Gun control can reduce suicides
There are multiple cases of real-world gun control initiatives leading to large reductions in suicides. In the aftermath of a 1996 massacre that killed 35 people, Australia banned semi-automatic and automatic rifles and shotguns and instituted a mandatory buyback program that wound up reducing gun ownership in Australia by a fifth. An equivalent program in the US would destroy about 40 million guns.
A study by Andrew Leigh of Australian National University and Christine Neill of Wilfrid Laurier University looking at subsequent trends in homicides and suicides found that a buyback of that size reduces the firearm suicide rate by 74 percent. There wasn't a significant effect on non-firearm suicides. They also found an effect on firearm homicides (a 35 to 50 percent reduction), but it wasn't statistically significant because the homicide rate in Australia normally is so low. The homicide finding has been fiercely debated, but even some critics of Leigh and Neill's study conceded the effect on suicides was real. One important caveat is that handguns were already tightly controlled in Australia in 1996, which meant that long guns were being used more frequently for suicides than they are in the US. Consequently, limiting access to long guns here might have a milder effect.

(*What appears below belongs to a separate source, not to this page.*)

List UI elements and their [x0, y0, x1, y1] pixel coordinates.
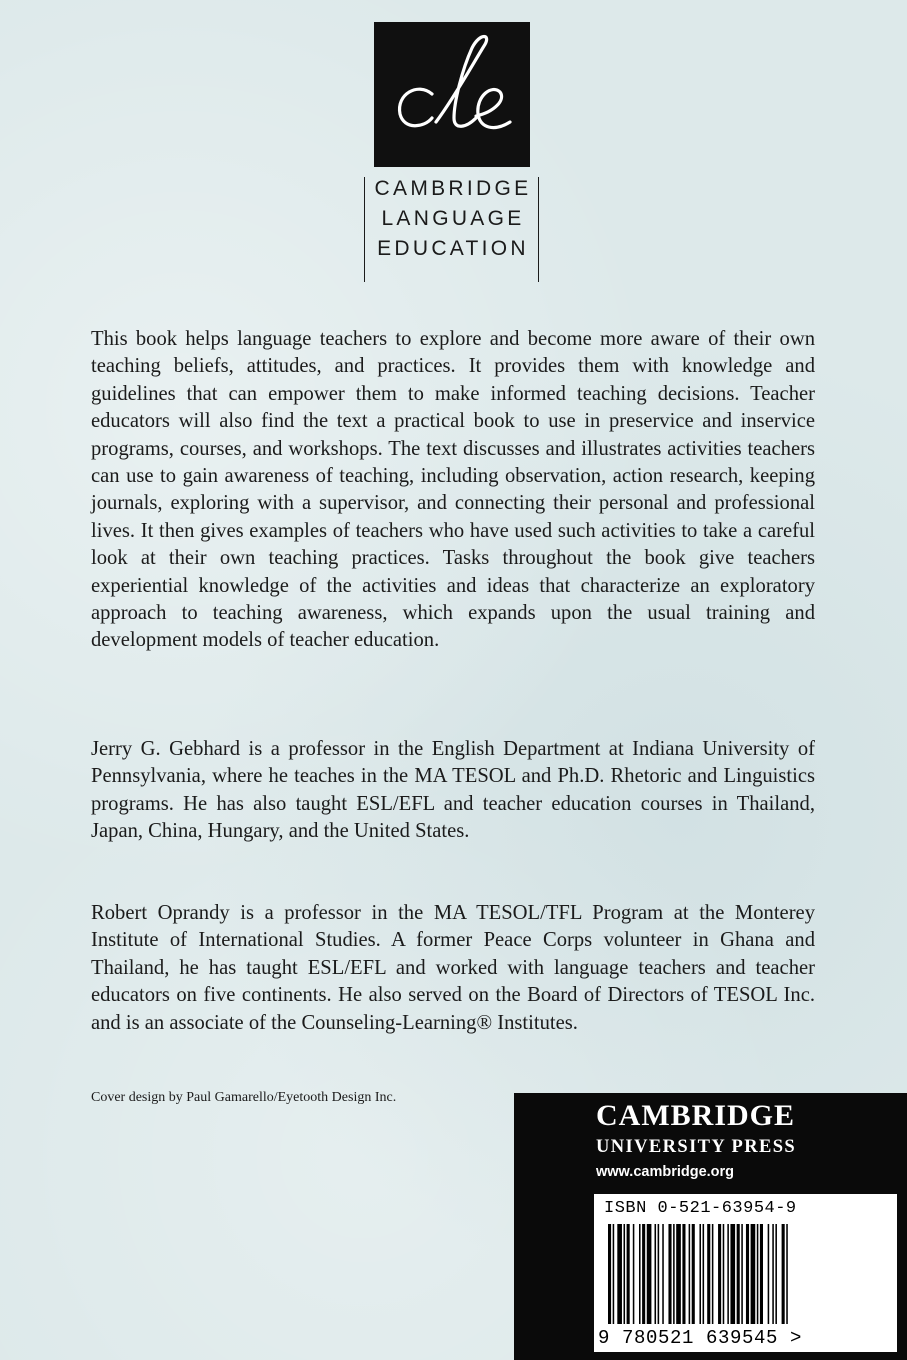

A similar thing happened when the Israeli Defense Forces stopped letting troops bring their guns home over the weekend in 2006. A study by researchers with the IDF's Division of Mental Health and Sheba Medical Center found the policy change reduced suicides among IDF soldiers by 40 percent, mostly due to a drop in suicides using firearms committed over weekends, with no noticeable change in weekday suicides.
If the government has a cost-effective way to prevent thousands of deaths, it should do it. It shouldn't matter the kind of death prevented. A life saved is a life saved. Attempting to sort the worthy saved from the unworthy saved is a crass distraction from the real work at hand.